Since then, The Music Center has presented a broad array of ensembles, including New York City Ballet, San Francisco Ballet, American Ballet Theatre, Dance Theatre of Harlem, Alvin Ailey American Dance Theater, Ballet Nacional de Cuba, Beijing Modern Dance Company, Merce Cunningham Dance Company, Kirov Ballet of the Mariinsky Theatre, Nuevo Ballet Español, Miami City Ballet and Eifman Ballet of St. Petersburg.

== Governance and administration ==
The Music Center is governed by a Board of Directors chaired by Robert J. Abernethy. The Music Center president and chief executive officer is Rachel S. Moore (2015). The County of Los Angeles owns The Music Center venues and provides funding for the maintenance, operations, grounds-keeping, security and ushers.
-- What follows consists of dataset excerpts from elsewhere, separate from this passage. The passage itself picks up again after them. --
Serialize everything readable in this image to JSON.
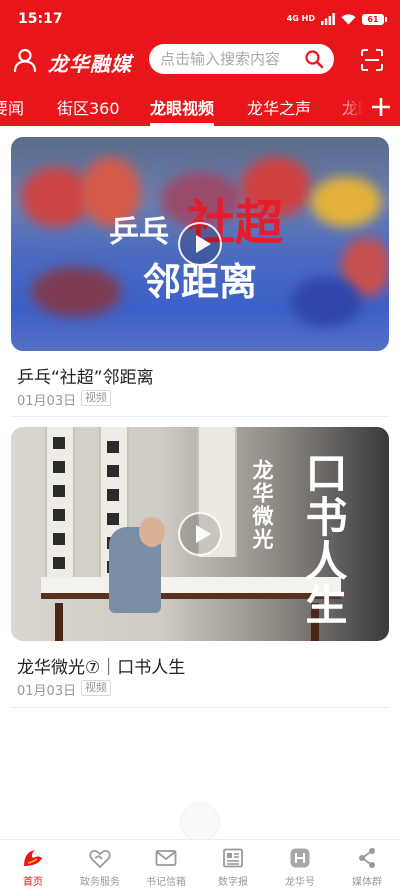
{
  "status_bar": {
    "time": "15:17",
    "network": "4G HD",
    "battery": "61"
  },
  "header": {
    "logo": "龙华融媒",
    "search_placeholder": "点击输入搜索内容"
  },
  "tabs": [
    {
      "label": "要闻",
      "active": false
    },
    {
      "label": "街区360",
      "active": false
    },
    {
      "label": "龙眼视频",
      "active": true
    },
    {
      "label": "龙华之声",
      "active": false
    },
    {
      "label": "龙眼",
      "active": false
    }
  ],
  "cards": [
    {
      "title": "乒乓“社超”邻距离",
      "date": "01月03日",
      "tag": "视频",
      "overlay": {
        "line1a": "乒乓",
        "line1b": "社超",
        "line2": "邻距离"
      }
    },
    {
      "title": "龙华微光⑦｜口书人生",
      "date": "01月03日",
      "tag": "视频",
      "overlay": {
        "series": "龙华微光",
        "title": "口书人生"
      }
    }
  ],
  "bottom_nav": [
    {
      "label": "首页",
      "icon": "home-logo-icon",
      "active": true
    },
    {
      "label": "政务服务",
      "icon": "heart-service-icon",
      "active": false
    },
    {
      "label": "书记信箱",
      "icon": "mail-icon",
      "active": false
    },
    {
      "label": "数字报",
      "icon": "newspaper-icon",
      "active": false
    },
    {
      "label": "龙华号",
      "icon": "longhua-account-icon",
      "active": false
    },
    {
      "label": "媒体群",
      "icon": "share-nodes-icon",
      "active": false
    }
  ],
  "colors": {
    "brand_red": "#e8161b",
    "text_dark": "#222222",
    "text_gray": "#999999"
  }
}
Revenue from the operation of The Music Center garages offsets these expenses. The Music Center and the four resident companies are responsible for the productions presented in the theatres. The Music Center maintains and operates the buildings and the grounds and oversees occupancy of the theatres, restaurant facilities and The Music Center Archives.

=== Membership groups ===
The Music Center has a number of organized membership groups:
- The Blue Ribbon, founded by Mrs. Chandler in 1968, has a membership of more than 450 women leaders of Los Angeles who champion the performing arts and make substantial financial contributions to the center's community programs and its resident companies annually.
- Center Dance Association (CDA) is dedicated to promoting educational programming related to dance, expanding dance audiences in Los Angeles and creating special events related to dance for the enjoyment and further education of its membership.
- The Music Center Leadership Council (originally known as "Fraternity of Friends"), 1978–2018, consisted of businessmen and entertainment industry leaders who shared an interest in the performing arts and the well-being of The Music Center.